O jornalismo impresso nos possibilitou e possibilita compreender uma época, seus costumes, acontecimentos importantes e linguagem, e por esse motivo, publicações impressas formam uma valiosa fonte documental do período em que circularam, daí a importância do trabalho de preservação e catalogação desse tipo de material.

É inegável que os jornais impressos vêm desaparecendo das bancas, mas a diferença nas vendas entre jornais digitais e impressos, ao contrário do que se pensa, não é tão gritante. Apesar do crescimento de assinaturas digitais, elas não ultrapassam 5% do total de consumo do segmento, de acordo com uma pesquisa conduzida pelo instituto Reuters, e o Brasil está entre um dos sete países em que a população confia mais nos jornais impressos, em detrimento dos digitais.

A mídia que mais tem sofrido com esse processo de digitalização são as revistas, de acordo com dados divulgados pelo instituto verificador de comunicação (IVC), os títulos impressos sofreram queda de 38,9% nas vendas.

Entretanto, a acessibilidade é uma das grandes vantagens do meio digital. De acordo com o jornalista, escritor e presidente do Instituto Histórico e Geográfico de Santos, Sérgio Willians, o seu blog Memória Santista recebe cerca de 20 mil leitores ao mês: “Se eu publicar os meus textos no Jornal da Orla, por exemplo, eu não vou ter um décimo dos leitores que tenho na internet, mesmo na Tribuna (jornal de maior circulação na Baixada Santista) eu tenho certeza de que o número de leitores que eu tenho no blog é muito maior, devido à acessibilidade”.
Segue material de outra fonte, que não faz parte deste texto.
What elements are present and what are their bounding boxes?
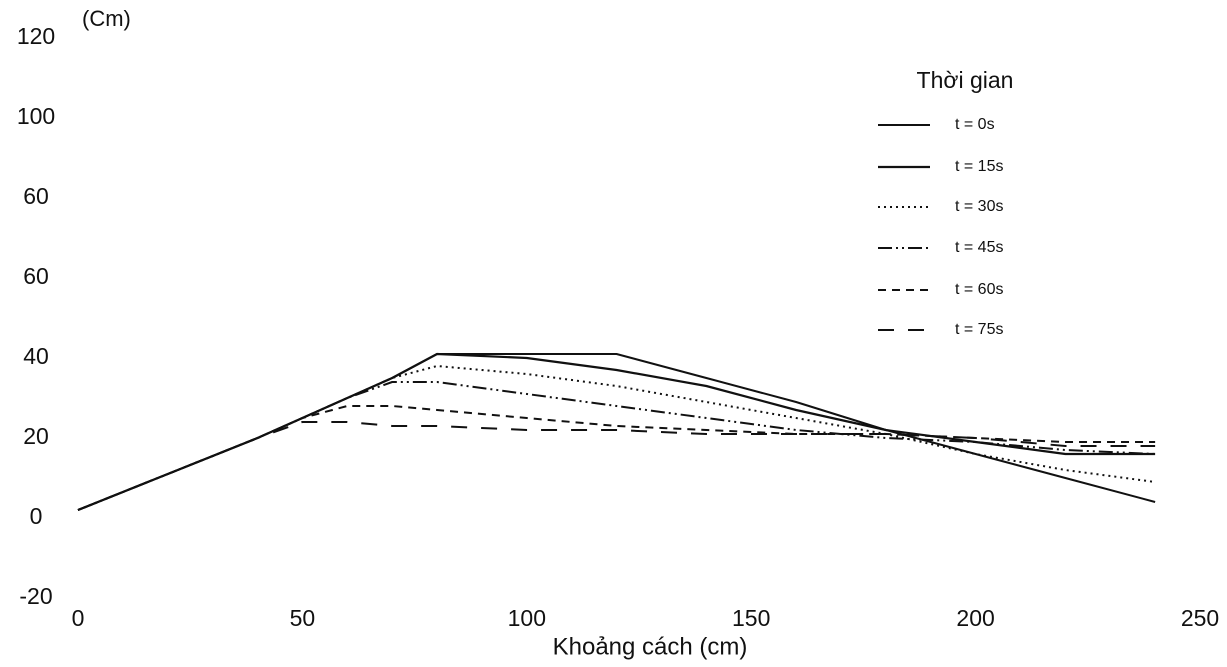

Para Willians, a criação da internet foi a grande quebra de paradigma do século 20, pois os historiadores do passado, como o primeiro historiador da região, Frei Gaspar da Madre de Deus, que viveu entre os séculos 18 e 19, tinham acesso apenas a documentos manuscritos e impressos como ferramenta de pesquisa, e isso mudou ao longo do século passado, com o surgimento do rádio e da televisão como forma de registro histórico e difusão cientifica. O jornalista também ressalta como a internet ajudou a tornar estudos de historiadores e pesquisadores do passado acessíveis, e um exemplo disso é o site Novo Milênio, criado por Carlos Pimentel, que consiste em um grande banco de dados, com transcrições de matérias de jornais, teses acadêmicas, fotos e livros antigos, foi o primeiro site a divulgar a memória da região, e também uma grande inspiração para a criação do blog Memória Santista.

Willians também destaca a importância dos bancos de dados, principalmente quando se trata da reprodução de jornais antigos, ele cita como exemplo o Google News Archive, um projeto do google de digitalização do acervo de jornais importantes do mundo inteiro, o projeto foi descontinuado em 2011, porém esse foi o primeiro passo para que muitos jornais como Estadão, Folha de S.Paulo e Revista Veja começassem a investir em digitalizar o próprio acervo.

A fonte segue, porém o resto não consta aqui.